Many writers neglect their skills with dialogue when developing their writer’s toolbox.  It isn’t intentional, but with all the skills involved in quality writing, it is difficult to cover everything.  To write adaptation friendly books, it is necessary to practice dialogue as frequently that is all that will survive the process of being transformed into a script.  The rest of the book will be handed to the production staff as inspiration for the costumers, set designers and directors.  Your audience, however, will be focused on the actors and what they are doing and saying.

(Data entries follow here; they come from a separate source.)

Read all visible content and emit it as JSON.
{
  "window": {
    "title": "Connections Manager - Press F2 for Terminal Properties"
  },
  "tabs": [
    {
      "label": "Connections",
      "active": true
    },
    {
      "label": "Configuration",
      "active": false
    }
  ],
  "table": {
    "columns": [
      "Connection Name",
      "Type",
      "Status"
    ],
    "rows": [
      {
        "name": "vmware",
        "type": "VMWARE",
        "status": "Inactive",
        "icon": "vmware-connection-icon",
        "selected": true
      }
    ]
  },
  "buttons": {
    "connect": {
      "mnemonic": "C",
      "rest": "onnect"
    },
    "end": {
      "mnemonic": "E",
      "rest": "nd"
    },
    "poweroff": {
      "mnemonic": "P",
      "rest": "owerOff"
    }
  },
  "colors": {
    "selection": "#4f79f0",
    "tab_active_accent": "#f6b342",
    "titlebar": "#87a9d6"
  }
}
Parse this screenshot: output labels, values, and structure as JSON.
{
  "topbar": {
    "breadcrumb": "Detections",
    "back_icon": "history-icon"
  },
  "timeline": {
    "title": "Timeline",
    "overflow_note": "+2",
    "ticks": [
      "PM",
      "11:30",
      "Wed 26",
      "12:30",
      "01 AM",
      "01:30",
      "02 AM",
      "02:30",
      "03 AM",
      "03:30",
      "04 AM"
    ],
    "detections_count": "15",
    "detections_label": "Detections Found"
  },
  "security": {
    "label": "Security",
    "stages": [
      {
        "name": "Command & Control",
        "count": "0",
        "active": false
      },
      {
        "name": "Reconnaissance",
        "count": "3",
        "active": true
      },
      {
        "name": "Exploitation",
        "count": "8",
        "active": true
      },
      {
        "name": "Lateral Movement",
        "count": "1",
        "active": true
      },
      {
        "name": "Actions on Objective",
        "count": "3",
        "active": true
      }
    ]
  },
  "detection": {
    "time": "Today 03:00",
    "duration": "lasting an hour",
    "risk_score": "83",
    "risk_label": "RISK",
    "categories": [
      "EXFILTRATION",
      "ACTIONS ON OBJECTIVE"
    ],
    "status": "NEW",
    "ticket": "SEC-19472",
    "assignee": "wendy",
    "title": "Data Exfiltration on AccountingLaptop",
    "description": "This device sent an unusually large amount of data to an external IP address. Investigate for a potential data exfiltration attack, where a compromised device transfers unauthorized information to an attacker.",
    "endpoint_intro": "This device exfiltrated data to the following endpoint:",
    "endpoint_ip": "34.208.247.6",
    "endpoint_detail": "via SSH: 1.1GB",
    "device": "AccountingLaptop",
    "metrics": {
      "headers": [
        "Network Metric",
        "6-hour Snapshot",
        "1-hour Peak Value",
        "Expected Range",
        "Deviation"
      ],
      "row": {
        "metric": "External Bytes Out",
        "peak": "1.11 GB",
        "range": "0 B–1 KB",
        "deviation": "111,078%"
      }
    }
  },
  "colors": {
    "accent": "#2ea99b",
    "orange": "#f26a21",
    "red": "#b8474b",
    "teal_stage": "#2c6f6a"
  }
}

The Take Home: Movie scripts must have strong enough dialog and direction for actors to properly interpret what they need to do to accomplish the intent of the scene.

#1. Show, Don’t Tell

Movies can’t tell.  They can only show.  Well, at least not effectively.  The closest analogue for a movie is the voice over, but that technique has to be used sparingly and skillfully as excessively visible narrators become grating quickly.  Again, it comes down to actors as they will be doing most of the showing.  Yes, the scenery and costuming will be showing as well, but the focus of most movies is on the what the people are doing and saying.

The ability to show a great deal of information quickly is one of the great advantages of movies over the written word.  As a writer, I often struggle with which details to include in my descriptions to keep effective pacing.  In movies, this isn’t that much of an issue.  Writers can spend pages and pages describing in exacting detail what everyone is wearing and all the foods being served at the feast.  All this information can be conveyed in a five second pan over of the room before focusing on the characters participating in the action.

The Take Home:  When writing books, be able to supplement the descriptions in  the book for production staff who are looking for inspiration and guidance.